VFEX, set up during a currency crisis in 2020 to attract hard-currency investment into Zimbabwe, passed the ZSE in aggregate market capitalization after Econet InfraCo debuted on March 31, according to Bloomberg data reported on April 16. The listing values the infrastructure spinoff at $1 billion and accounts for almost a quarter of the younger exchange's total market value on its own, cementing a rout that has accelerated since Econet Wireless moved off the ZSE late last year.
The shift is the clearest signal yet of a broader exodus from the local-currency-quoted ZSE, where investors have long argued that Zimbabwe dollar volatility and capital controls mask the true value of listed companies. VFEX trades entirely in US dollars, offers lower capital gains tax and is designed to appeal to regional and international investors who had largely avoided the older exchange in recent years.
Masiyiwa's move carries particular symbolic weight. Econet Wireless had been the ZSE's largest, most liquid and most internationally recognized counter since 1998, and his decision to unwind that structure in favor of an infrastructure holding company on VFEX was fiercely contested. Shareholders pushed back on the delisting terms earlier this year before broker-backed valuation work cleared the way for the transaction to proceed.
Econet InfraCo now houses the group's tower portfolio, fibre assets and a growing data center footprint, and has been positioned as the anchor vehicle for Masiyiwa's longer-term plans in Zimbabwe. Those include the recently announced Econet Tech City near Harare airport, a planned 40-villa luxury resort in Victoria Falls and further data center capacity inside the Tech City precinct.

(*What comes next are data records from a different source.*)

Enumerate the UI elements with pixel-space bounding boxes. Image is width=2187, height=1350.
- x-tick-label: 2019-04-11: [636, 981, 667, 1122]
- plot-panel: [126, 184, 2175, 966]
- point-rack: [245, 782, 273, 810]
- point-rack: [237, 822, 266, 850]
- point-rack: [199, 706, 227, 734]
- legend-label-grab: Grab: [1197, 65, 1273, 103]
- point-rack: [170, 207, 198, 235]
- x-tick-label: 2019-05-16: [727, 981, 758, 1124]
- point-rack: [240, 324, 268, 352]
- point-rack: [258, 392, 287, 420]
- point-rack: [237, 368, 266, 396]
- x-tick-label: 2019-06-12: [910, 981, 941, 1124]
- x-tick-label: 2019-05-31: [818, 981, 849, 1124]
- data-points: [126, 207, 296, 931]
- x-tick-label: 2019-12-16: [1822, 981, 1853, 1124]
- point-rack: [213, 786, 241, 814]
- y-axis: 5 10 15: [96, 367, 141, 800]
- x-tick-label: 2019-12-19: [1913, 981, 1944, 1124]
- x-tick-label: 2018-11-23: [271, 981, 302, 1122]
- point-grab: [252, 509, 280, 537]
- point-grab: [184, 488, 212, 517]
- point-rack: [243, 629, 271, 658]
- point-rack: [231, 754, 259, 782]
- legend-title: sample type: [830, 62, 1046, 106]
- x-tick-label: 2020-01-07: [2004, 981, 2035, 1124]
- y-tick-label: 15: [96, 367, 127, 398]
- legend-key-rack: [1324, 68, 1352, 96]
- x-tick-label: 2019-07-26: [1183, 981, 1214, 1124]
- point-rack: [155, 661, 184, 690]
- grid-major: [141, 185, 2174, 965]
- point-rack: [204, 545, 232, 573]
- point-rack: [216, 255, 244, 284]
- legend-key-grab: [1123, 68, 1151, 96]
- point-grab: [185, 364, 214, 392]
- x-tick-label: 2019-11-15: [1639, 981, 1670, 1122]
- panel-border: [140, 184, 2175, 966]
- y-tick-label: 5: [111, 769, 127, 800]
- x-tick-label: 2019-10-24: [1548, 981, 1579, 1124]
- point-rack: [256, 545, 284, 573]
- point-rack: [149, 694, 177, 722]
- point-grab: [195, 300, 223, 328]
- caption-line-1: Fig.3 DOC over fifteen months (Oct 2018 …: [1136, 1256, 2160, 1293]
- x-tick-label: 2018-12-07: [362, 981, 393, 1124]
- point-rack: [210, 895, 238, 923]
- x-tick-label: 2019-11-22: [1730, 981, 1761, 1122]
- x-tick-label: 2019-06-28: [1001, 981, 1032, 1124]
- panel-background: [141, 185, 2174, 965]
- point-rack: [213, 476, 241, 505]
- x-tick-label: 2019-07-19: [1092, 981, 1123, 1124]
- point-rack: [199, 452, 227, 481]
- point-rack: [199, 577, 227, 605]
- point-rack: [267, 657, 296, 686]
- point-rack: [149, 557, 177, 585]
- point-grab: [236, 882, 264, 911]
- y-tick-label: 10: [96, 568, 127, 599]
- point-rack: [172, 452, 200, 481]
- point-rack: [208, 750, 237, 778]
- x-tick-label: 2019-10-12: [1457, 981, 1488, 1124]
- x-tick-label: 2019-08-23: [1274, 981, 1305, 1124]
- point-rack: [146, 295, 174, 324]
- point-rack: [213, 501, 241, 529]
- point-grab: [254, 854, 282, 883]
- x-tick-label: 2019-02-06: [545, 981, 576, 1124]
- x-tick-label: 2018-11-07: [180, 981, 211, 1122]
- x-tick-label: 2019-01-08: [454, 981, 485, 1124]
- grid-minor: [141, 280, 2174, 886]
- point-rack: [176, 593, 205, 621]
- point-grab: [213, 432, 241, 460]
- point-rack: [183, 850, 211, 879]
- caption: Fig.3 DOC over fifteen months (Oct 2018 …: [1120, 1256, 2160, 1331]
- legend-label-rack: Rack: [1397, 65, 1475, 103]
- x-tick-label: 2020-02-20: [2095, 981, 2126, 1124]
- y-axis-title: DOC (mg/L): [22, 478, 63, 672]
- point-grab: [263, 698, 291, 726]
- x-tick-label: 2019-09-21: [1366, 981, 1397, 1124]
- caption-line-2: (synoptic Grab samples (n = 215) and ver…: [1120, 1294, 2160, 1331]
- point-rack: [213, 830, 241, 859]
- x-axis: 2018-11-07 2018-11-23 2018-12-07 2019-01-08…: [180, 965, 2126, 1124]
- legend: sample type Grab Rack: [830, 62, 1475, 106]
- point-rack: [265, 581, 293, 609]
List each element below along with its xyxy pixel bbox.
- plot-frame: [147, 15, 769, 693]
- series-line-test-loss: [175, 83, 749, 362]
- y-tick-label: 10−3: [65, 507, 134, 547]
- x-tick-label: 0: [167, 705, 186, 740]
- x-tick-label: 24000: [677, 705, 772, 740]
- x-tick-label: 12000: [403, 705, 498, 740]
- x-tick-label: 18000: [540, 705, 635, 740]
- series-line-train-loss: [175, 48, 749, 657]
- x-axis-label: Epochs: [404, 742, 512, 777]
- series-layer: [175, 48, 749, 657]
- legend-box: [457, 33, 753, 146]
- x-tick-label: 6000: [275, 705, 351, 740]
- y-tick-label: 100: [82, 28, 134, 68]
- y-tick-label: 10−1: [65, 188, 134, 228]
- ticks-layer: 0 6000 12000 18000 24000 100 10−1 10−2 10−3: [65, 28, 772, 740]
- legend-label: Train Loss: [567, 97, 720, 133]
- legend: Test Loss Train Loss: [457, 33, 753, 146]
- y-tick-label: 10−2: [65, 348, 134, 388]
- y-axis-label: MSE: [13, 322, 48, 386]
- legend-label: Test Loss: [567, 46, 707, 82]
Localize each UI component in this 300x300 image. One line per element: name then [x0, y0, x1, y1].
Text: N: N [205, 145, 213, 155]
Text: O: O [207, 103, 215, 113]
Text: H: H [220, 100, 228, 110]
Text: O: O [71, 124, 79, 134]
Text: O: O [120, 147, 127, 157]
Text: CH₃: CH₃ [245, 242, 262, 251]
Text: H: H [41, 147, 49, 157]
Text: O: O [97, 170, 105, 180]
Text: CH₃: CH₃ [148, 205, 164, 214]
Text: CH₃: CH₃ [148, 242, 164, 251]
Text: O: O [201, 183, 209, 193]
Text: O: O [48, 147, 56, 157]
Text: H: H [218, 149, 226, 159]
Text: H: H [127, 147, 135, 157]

The VFEX milestone has sharpened pressure on the ZSE, which has seen several counters consider migration to the Victoria Falls market. Policymakers have already eased cross-listing rules to slow the drain, but the weight of Masiyiwa's listings tips the balance in favor of the newer exchange and leaves Zimbabwe's oldest market facing an identity crisis.
Masiyiwa personally benefits from the transition, which locks in US dollar-denominated valuation for the bulk of his Zimbabwe holdings and reduces his exposure to the local currency, a shift analysts expect to support his net worth in hard-currency terms.